Due to the nature of several issues all affecting the same area,
fixing separately each issue is not practical, since each fix can not be
implemented and tested independently.
In particular, the issues with
- rule recursion
- nested case statements
- forward jump resolution (backpatch list)
are tightly coupled (see below).
Definitions
===========
The expression
CASE expr
WHEN expr THEN expr
WHEN expr THEN expr
...
END
is a "Simple Case Expression".
The expression
CASE
WHEN expr THEN expr
WHEN expr THEN expr
...
END
is a "Searched Case Expression".
The statement
CASE expr
WHEN expr THEN stmts
WHEN expr THEN stmts
...
END CASE
is a "Simple Case Statement".
The statement
CASE
WHEN expr THEN stmts
WHEN expr THEN stmts
...
END CASE
is a "Searched Case Statement".
A "Left Recursive" rule is like
list:
element
| list element
;
A "Right Recursive" rule is like
list:
element
| element list
;
Left and right recursion produces the same language, the difference only
affects the *order* in which the text is parsed.
In a descendant parser (usually written manually), right recursion works
very well, and is typically implemented with a while loop.
In an ascendant parser (yacc/bison) left recursion works very well,
and is implemented naturally by the parser stack.

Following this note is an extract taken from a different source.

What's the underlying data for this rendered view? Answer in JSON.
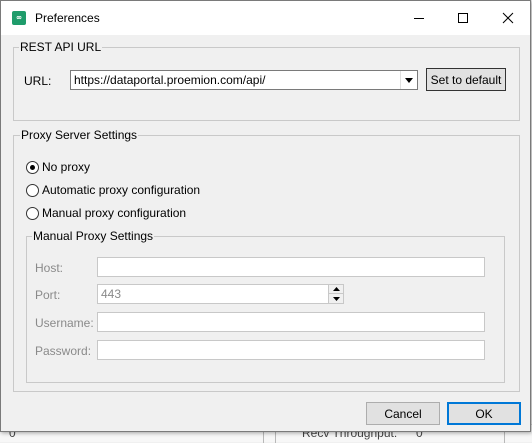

In both cases, using the wrong type or recursion is very bad and should be
avoided, as it causes technical issues with the parser implementation.
Before this change
==================
The "Simple Case Expression" and "Searched Case Expression" were both
implemented by the "when_list" and "when_list2" rules, which are left
recursive (ok).
These rules, however, used lex->when_list instead of using the parser stack,
which is more complex that necessary, and potentially dangerous because
of other rules using THD::reset_lex.
The "Simple Case Statement" and "Searched Case Statements" were implemented
by the "sp_case", "sp_whens" and in part by "sp_proc_stmt" rules.
Both cases were right recursive (bad).
The grammar involved was convoluted, and is assumed to be the results of
tweaks to get the code generation to work, but is not what someone would
naturally write.
In addition, using a common rule for both "Simple" and "Searched" case
statements was implemented with sp_head::m_flags |= IN_SIMPLE_CASE,
which is a flag and not a stack, and therefore does not take into account
*nested* case statements. This leads to incorrect generated code, and either
a server crash or an incorrect result.
With regards to the backpatch mechanism, a *different* backpatch list was
created for each jump from "WHEN expr THEN stmt" to "END CASE", which
relied on the grammar to be right recursive.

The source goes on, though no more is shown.